Third, by measuring socioeconomic position from only one point during the period of occupational activity, one cannot fully eliminate the possibility of social mobility that in turn might alter results in one direction or another. But the effect of social mobility may be minimal considering the age span in the present study’s population (ages 46–64 at baseline). Finally, due to the nature of the analyses, socioeconomic position was measured dividing education and occupation-based social class into just two categories (lower and higher education and manual and nonmanual workers). Such a crude categorization may have resulted in loss of significant information. Socioeconomic position is not a matter of poor health for the disadvantaged and good health for everyone else. Rather, the society is based on a multilayered socioeconomic hierarchy that follows a social health gradient, whereby health declines the lower down the hierarchy one goes (Marmot et al., 1991). Consequently further research, based on more comprehensive information on socioeconomic position, may reveal more significant health differences among the old.

Conclusion

The influence of working environment on health is substantial and may grow in the younger generations in parallel with the growth of total time spend working, owing to a raised retirement age (Statistics Sweden, 2012b). Sickness-related reduced work capacity is strongly associated with the nature of the work a person has or has had, which is reflected in socioeconomic differences that exist between groups of individuals. The results of this study show that individuals with lower socioeconomic position during their years in the workforce develop problems with musculoskeletal pain and physical functional impairment in later life—partially due to physical working conditions. The presence of heavy physical load, high demands, and cutbacks are cited among the reasons for not staying at work until retirement age (SOU, 2002). Since musculoskeletal pain and physical impairment increase with age (Ahacic & Kåreholt, 2010), we can expect the presence of a higher proportion of older workers to lead to an increase in the number of people with such complaints. If changes in working life are reflected in greater disparities in working conditions, then socioeconomic differences associated with poor health between occupational groups might also increase.

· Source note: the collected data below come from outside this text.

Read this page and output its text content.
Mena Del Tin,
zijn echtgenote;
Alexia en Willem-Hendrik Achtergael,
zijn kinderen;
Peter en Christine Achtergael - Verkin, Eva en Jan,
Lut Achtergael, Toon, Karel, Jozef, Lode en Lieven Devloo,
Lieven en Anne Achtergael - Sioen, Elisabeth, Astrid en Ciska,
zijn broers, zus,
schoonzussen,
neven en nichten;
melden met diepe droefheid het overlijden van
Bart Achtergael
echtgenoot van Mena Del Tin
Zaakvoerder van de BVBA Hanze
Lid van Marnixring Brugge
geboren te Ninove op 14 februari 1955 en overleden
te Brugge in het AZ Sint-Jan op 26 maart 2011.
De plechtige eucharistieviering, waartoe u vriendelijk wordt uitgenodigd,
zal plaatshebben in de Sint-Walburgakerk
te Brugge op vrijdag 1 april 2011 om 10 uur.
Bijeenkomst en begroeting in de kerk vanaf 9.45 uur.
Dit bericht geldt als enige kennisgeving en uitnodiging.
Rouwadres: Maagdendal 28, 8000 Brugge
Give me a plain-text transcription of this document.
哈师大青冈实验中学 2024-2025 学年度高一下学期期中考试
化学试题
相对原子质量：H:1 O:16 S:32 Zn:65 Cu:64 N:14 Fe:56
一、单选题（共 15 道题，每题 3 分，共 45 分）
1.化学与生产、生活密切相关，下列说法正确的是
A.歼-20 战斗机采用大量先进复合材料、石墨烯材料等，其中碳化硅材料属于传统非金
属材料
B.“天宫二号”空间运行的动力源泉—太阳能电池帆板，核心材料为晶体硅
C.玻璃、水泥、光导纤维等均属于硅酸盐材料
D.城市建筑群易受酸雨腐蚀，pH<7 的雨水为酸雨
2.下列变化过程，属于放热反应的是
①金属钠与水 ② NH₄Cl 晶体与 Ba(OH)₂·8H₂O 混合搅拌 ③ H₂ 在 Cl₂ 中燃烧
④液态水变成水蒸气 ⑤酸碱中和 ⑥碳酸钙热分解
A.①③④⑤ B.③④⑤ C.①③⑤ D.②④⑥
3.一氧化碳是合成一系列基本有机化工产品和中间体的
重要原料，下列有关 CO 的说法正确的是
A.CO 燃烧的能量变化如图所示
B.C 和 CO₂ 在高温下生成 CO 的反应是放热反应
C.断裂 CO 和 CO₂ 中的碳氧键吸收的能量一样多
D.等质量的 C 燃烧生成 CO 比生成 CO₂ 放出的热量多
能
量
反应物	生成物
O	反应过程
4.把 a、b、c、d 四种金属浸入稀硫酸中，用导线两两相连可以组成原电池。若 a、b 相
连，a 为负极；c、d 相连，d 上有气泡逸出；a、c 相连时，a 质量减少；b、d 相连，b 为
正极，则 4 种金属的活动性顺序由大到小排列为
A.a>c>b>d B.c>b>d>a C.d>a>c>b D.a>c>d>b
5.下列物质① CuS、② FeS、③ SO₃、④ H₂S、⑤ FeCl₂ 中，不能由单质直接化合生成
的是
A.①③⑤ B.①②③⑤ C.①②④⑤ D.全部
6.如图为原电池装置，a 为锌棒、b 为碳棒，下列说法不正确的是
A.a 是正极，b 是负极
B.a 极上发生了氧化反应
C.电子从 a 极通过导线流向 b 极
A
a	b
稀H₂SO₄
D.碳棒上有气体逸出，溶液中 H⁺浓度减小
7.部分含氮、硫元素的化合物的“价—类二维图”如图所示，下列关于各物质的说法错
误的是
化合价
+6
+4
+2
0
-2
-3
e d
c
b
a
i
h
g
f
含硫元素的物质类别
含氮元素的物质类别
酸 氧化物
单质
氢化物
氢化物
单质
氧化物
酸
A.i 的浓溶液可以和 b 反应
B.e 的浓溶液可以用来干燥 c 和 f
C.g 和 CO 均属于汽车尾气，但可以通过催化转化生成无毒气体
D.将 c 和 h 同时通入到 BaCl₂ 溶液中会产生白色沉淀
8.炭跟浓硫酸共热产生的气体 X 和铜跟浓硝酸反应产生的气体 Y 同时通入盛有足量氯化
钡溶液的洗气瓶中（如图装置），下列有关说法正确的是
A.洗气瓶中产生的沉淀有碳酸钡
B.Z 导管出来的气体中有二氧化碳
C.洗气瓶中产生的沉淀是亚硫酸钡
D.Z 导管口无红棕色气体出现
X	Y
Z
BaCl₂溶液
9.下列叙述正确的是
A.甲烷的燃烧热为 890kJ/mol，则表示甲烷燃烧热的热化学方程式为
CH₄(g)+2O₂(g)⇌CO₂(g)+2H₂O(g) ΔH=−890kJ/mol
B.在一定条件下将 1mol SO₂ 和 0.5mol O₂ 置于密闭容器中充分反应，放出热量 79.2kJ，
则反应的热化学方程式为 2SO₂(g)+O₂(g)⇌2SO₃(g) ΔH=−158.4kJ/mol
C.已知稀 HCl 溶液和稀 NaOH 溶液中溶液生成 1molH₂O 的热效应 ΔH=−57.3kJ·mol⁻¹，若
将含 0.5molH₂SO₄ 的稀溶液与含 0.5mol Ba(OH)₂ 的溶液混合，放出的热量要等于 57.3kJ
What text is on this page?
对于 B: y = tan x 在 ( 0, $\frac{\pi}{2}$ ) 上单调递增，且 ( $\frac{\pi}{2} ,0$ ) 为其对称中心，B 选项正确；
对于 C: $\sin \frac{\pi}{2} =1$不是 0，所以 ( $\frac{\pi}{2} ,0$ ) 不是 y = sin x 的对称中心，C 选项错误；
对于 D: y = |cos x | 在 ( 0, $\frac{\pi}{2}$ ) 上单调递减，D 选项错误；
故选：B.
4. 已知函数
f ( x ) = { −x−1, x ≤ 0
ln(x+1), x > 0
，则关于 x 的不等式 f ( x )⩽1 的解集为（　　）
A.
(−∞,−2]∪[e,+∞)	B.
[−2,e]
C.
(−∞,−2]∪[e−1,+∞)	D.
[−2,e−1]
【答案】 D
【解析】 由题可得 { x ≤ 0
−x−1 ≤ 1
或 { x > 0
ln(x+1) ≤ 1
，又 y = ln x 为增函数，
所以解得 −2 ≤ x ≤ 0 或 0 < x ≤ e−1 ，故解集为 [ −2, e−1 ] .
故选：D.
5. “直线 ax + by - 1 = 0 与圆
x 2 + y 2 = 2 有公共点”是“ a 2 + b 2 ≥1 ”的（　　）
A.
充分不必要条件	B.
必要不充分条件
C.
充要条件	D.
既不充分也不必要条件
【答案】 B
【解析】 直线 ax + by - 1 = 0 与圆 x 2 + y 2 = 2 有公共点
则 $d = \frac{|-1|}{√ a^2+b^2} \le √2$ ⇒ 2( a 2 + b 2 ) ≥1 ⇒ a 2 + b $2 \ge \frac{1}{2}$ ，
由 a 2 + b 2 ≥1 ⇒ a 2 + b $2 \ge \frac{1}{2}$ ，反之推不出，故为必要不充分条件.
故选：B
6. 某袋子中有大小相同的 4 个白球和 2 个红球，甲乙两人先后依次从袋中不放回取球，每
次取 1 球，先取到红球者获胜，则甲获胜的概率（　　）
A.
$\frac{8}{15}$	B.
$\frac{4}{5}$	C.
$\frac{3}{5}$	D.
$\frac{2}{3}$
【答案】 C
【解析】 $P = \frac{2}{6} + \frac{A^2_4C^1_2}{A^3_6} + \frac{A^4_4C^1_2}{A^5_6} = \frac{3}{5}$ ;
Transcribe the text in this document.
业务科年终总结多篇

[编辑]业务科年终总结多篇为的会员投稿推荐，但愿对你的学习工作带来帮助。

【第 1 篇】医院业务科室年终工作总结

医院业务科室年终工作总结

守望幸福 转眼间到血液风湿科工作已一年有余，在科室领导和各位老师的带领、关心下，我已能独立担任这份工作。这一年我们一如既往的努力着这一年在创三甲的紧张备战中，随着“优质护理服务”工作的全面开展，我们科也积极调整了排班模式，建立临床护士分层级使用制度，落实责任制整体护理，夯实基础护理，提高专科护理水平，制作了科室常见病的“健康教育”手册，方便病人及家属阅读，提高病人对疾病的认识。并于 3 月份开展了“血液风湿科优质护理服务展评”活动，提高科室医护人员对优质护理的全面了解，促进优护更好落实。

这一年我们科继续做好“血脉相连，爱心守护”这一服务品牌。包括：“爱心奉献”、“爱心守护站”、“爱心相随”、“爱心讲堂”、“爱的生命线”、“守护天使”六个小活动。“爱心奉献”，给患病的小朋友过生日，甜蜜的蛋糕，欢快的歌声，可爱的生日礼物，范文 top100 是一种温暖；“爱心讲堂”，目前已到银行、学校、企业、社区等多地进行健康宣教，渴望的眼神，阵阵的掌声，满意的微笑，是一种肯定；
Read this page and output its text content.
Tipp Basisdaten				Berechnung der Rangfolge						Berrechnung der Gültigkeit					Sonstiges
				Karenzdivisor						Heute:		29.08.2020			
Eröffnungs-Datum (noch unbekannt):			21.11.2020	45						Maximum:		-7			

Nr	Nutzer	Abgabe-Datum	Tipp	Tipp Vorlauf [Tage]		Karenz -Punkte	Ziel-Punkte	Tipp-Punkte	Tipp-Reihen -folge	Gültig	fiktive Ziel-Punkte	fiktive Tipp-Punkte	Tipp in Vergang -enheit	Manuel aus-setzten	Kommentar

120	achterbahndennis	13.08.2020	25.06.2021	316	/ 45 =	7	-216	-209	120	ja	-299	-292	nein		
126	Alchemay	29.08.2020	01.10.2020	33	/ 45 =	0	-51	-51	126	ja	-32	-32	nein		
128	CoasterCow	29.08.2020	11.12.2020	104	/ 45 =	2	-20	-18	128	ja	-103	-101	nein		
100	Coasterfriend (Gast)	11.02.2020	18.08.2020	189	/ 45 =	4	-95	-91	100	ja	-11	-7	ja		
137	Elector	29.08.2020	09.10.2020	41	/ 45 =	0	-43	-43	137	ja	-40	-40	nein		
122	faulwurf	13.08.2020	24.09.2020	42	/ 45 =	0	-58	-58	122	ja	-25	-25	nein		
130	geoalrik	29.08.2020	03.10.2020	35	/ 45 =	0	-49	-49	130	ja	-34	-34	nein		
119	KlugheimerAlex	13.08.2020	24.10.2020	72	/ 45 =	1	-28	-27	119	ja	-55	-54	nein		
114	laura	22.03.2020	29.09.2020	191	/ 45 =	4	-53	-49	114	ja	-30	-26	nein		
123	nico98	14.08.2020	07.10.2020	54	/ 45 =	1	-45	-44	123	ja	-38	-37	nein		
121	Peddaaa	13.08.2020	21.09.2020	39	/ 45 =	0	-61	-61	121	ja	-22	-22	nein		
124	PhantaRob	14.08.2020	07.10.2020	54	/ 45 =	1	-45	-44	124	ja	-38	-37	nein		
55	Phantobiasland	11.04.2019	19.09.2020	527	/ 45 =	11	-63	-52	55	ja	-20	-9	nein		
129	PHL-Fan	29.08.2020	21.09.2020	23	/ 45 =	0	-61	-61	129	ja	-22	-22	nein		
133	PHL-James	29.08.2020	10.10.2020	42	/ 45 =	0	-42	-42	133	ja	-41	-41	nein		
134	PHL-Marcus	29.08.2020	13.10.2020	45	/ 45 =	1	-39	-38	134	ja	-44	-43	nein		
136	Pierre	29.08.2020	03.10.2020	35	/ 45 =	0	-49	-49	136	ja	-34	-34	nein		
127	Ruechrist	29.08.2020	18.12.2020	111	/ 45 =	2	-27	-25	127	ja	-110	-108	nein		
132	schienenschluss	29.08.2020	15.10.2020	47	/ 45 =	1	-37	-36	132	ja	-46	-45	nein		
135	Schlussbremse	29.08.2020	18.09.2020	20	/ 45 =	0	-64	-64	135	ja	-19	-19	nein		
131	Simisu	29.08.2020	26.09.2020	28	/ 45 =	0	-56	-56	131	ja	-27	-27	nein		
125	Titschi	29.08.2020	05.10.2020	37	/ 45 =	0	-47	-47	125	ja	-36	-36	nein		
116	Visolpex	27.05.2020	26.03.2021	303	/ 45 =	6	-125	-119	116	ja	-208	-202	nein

Investing in measures that promote healthier working conditions to create conditions that resemble those for occupational groups with a low incidence of sickness absenteeism and debilitating physical and psychological impairment is particularly urgent. Going forward, such investments might have positive effects on health and medical care costs. They might narrow the socioeconomic difference gap, and hopefully encourage the working-age population to stay active in the workforce until, and after age 65.